Нечто давное знакомое, изведанное: тьма, коя явялась квинтэссенцией самой сущности Ньяхдоха. Она осаждала, окружала, теснила меня, покуда весь выбор не сошёлся в одном — сдавшись, уступить ей. Что-то бурлило внутри меня — здравость? разумность? самость? — удлиняясь, взрастая, смыкаясь натянутой до такого предела струной, что мерещилось: одно лишь касание, — и им конец. Обрыв. Слом. Да, то был неизбежный конец всему. Но всякий страх, казалось, оставил меня, даже тогда, когда слуха коснулся первый звук: колоссальный, неслыханный, ужасающий рёв. Что я могу сказать? описать? изобразить? — кроме того, что рёв этот зародился в глубинах голоса Ньяхдоха, когда он вновь разразился ором. Потом я дозналась, что его исступлённый экстаз вынес нас за пределы вселенной, и мы подступили к самому Маальстрему, прародине богов. И одно это способно было разодрать меня в клочья.
А потом, когда рёв взмыл особенно убийственной нотой, что я поняла — более мне не снести, не выдержать, — мы застыли. Зависли, паря недвижимо, сдерживаемые на месте.
А после вновь понеслись, уже вниз, падая сквозь невнятно копошащиеся неведанные странности, и дробящийся мрак, и слоящуюся тьму, и вихри света, и свистопляску небесных тел — вкруг одного, особенно прекрасного, зеленовато-синего шарика.

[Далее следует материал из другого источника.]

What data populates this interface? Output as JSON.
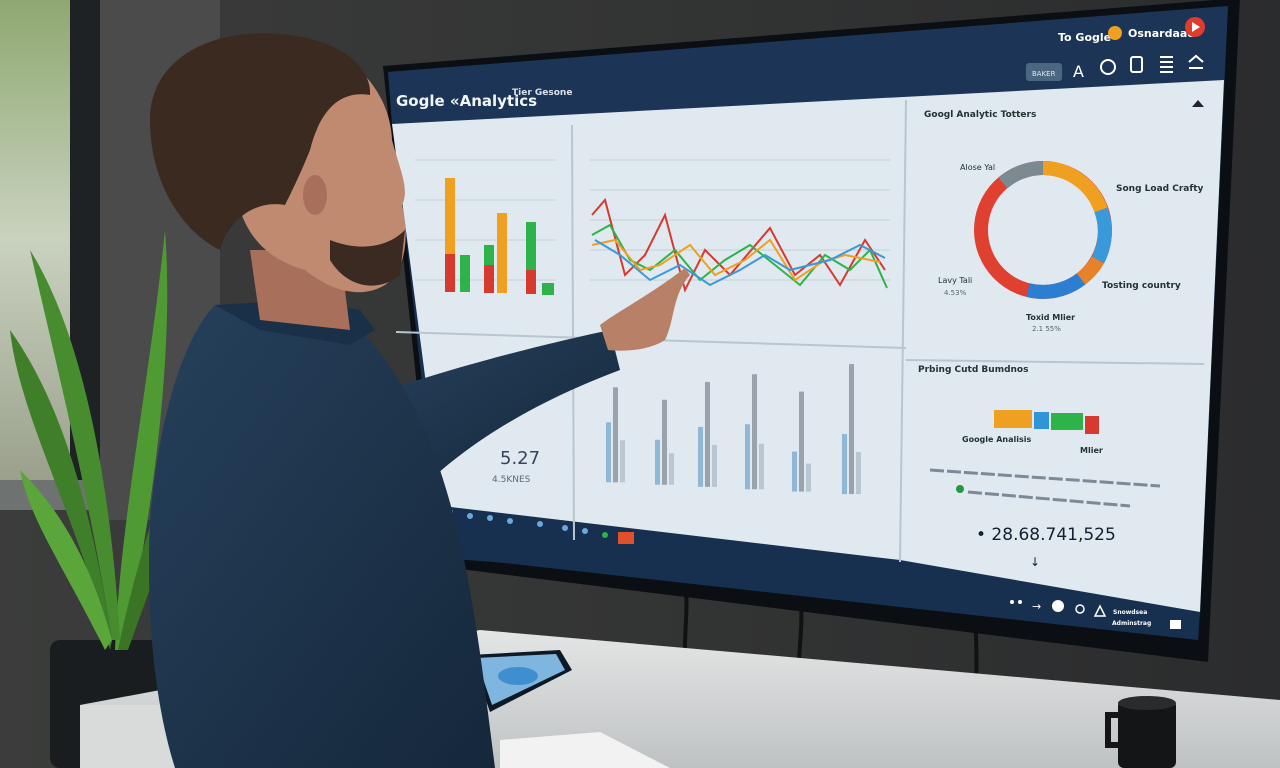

И неслись, неслись, покуда не грянула новая волна рёва и покуда мы, рушась вниз, не прочертили собою воздух, прокладывая путь сгустком раскалённого добела пламени. И что-то пылающее бледным огнём не вздёрнулось на дыбы, из ничтожного враз обратившись громадой, и всеми шипами, шпилями, остриями, и белокаменным массивом, и предательской изменой… — Небеса, то были Небеса, — не поглотило нас целиком.
Думаю, я завизжала вновь, обнажённая, с кожей, дымящейся от пара, — и врезалась что есть маху о собственную постель. Ударная волна, вмявшая меня в простыни, вихрем пронеслась по комнате, сметая всё на своём пути; с таким грохотанием, словно сам Маальстрем обрушился на землю. И более я не знала ничего.

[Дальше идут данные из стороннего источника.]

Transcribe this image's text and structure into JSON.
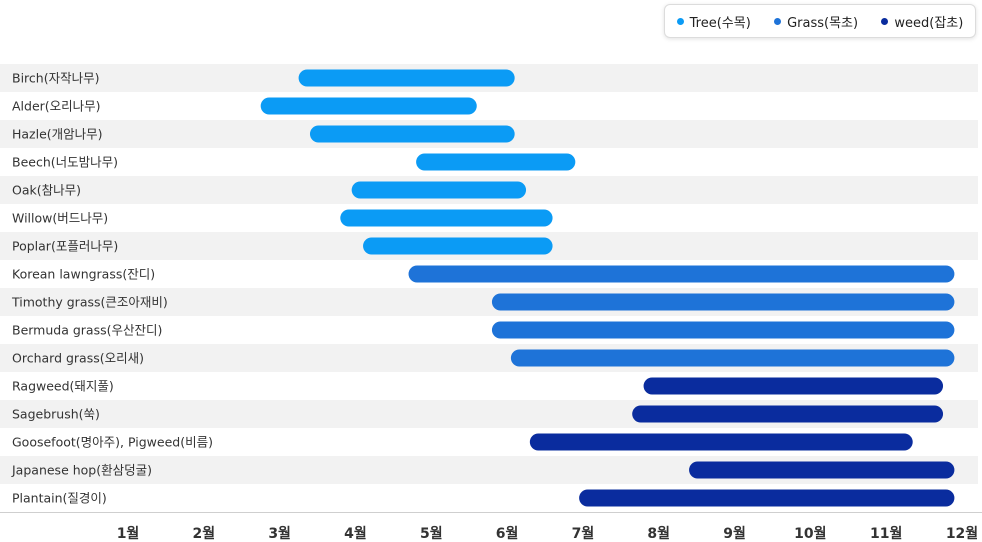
{
  "chart_data": {
    "type": "bar",
    "orientation": "horizontal-range",
    "x_tick_labels": [
      "1월",
      "2월",
      "3월",
      "4월",
      "5월",
      "6월",
      "7월",
      "8월",
      "9월",
      "10월",
      "11월",
      "12월"
    ],
    "xlim": [
      0.5,
      12
    ],
    "legend_position": "top-right",
    "grid": false,
    "series": [
      {
        "key": "tree",
        "name": "Tree(수목)",
        "color": "#0B9BF5"
      },
      {
        "key": "grass",
        "name": "Grass(목초)",
        "color": "#1E73D8"
      },
      {
        "key": "weed",
        "name": "weed(잡초)",
        "color": "#0A2C9E"
      }
    ],
    "rows": [
      {
        "label": "Birch(자작나무)",
        "series": "tree",
        "start": 3.25,
        "end": 6.1
      },
      {
        "label": "Alder(오리나무)",
        "series": "tree",
        "start": 2.75,
        "end": 5.6
      },
      {
        "label": "Hazle(개암나무)",
        "series": "tree",
        "start": 3.4,
        "end": 6.1
      },
      {
        "label": "Beech(너도밤나무)",
        "series": "tree",
        "start": 4.8,
        "end": 6.9
      },
      {
        "label": "Oak(참나무)",
        "series": "tree",
        "start": 3.95,
        "end": 6.25
      },
      {
        "label": "Willow(버드나무)",
        "series": "tree",
        "start": 3.8,
        "end": 6.6
      },
      {
        "label": "Poplar(포플러나무)",
        "series": "tree",
        "start": 4.1,
        "end": 6.6
      },
      {
        "label": "Korean lawngrass(잔디)",
        "series": "grass",
        "start": 4.7,
        "end": 11.9
      },
      {
        "label": "Timothy grass(큰조아재비)",
        "series": "grass",
        "start": 5.8,
        "end": 11.9
      },
      {
        "label": "Bermuda grass(우산잔디)",
        "series": "grass",
        "start": 5.8,
        "end": 11.9
      },
      {
        "label": "Orchard grass(오리새)",
        "series": "grass",
        "start": 6.05,
        "end": 11.9
      },
      {
        "label": "Ragweed(돼지풀)",
        "series": "weed",
        "start": 7.8,
        "end": 11.75
      },
      {
        "label": "Sagebrush(쑥)",
        "series": "weed",
        "start": 7.65,
        "end": 11.75
      },
      {
        "label": "Goosefoot(명아주), Pigweed(비름)",
        "series": "weed",
        "start": 6.3,
        "end": 11.35
      },
      {
        "label": "Japanese hop(환삼덩굴)",
        "series": "weed",
        "start": 8.4,
        "end": 11.9
      },
      {
        "label": "Plantain(질경이)",
        "series": "weed",
        "start": 6.95,
        "end": 11.9
      }
    ]
  }
}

Ему стоило убить меня той ночью. Так было бы проще всего. Легче лёгкого.
Как себялюбиво с твоей стороны.
Что?
Он отдал тебе своё тело. Дал удовольствие, с коим не в силах сравниться ни единый смертный любовник. Сражался с собственной природой, чтобы удержать в тебе искру жизни; а теперь ты не желаешь его тревог.
Я не имела ввиду…
Ну да, так оно и есть. Ох, дитя… Думаешь, ты любишь его? Думаешь, что достойна его любви?
Я не могу говорить за него. Но способна разобраться в собственных чувствах.
Не будь…
И пока что неплохо владею слухом. Ревность вам не к лицу.
Что?
Оттого вы и взъярились так на меня, верно? Уподобившись Итемпасу, скупясь делиться…
Замолкни!
…но этого никто и не требует. Разве ты не видишь? Его любовь к тебе не стихала ни на секунду. И никогда не затухнет. Ему никогда не вырваться из-под вашей с Итемпасом власти, покуда его сердце принадлежит вам обоим, трепыхаясь в ваших руках.
…Да, истинно так. Но я — мертва, а Итемпас — безумен.
А я — умираю. Несчастный Ньяхдох.
Несчастный Ньяхдох, и несчастные мы все.
***Я пробуждалась медленно, поначалу осознавая лишь тепло и покой. Солнечные зайчики барахтались по щеке, алыми бликами проникая под зажмуренные веки. Поясницу потирала обнимающая полукружием рука.
Поначалу, стоило открыть глаза, и всё вокруг расплывалось. Сплошным белесым, подрагивающим маревом. Маревом, мимолётно всколыхнувшим воспоминания о чём-то ином, но схожим — айсберги вмёрзших в лёд взрывов — расплывающиеся в сознании, словно утекающие сквозь пальцы, всё глубже и глубже, куда-то в недосягаемую даль. Какой-то ещё один крошечный миг сознание зависло, замешкалось, оттягивая неизбежное: я была смертной, чей разум не был готов вмещать это… постижение. Даже когда оно улетучилось, и я вновь вернулась в себя. К себе, одетой в махровый халат. К себе, усаженной на чьи-то колени. Помрачнев, я слегка приподняла голову.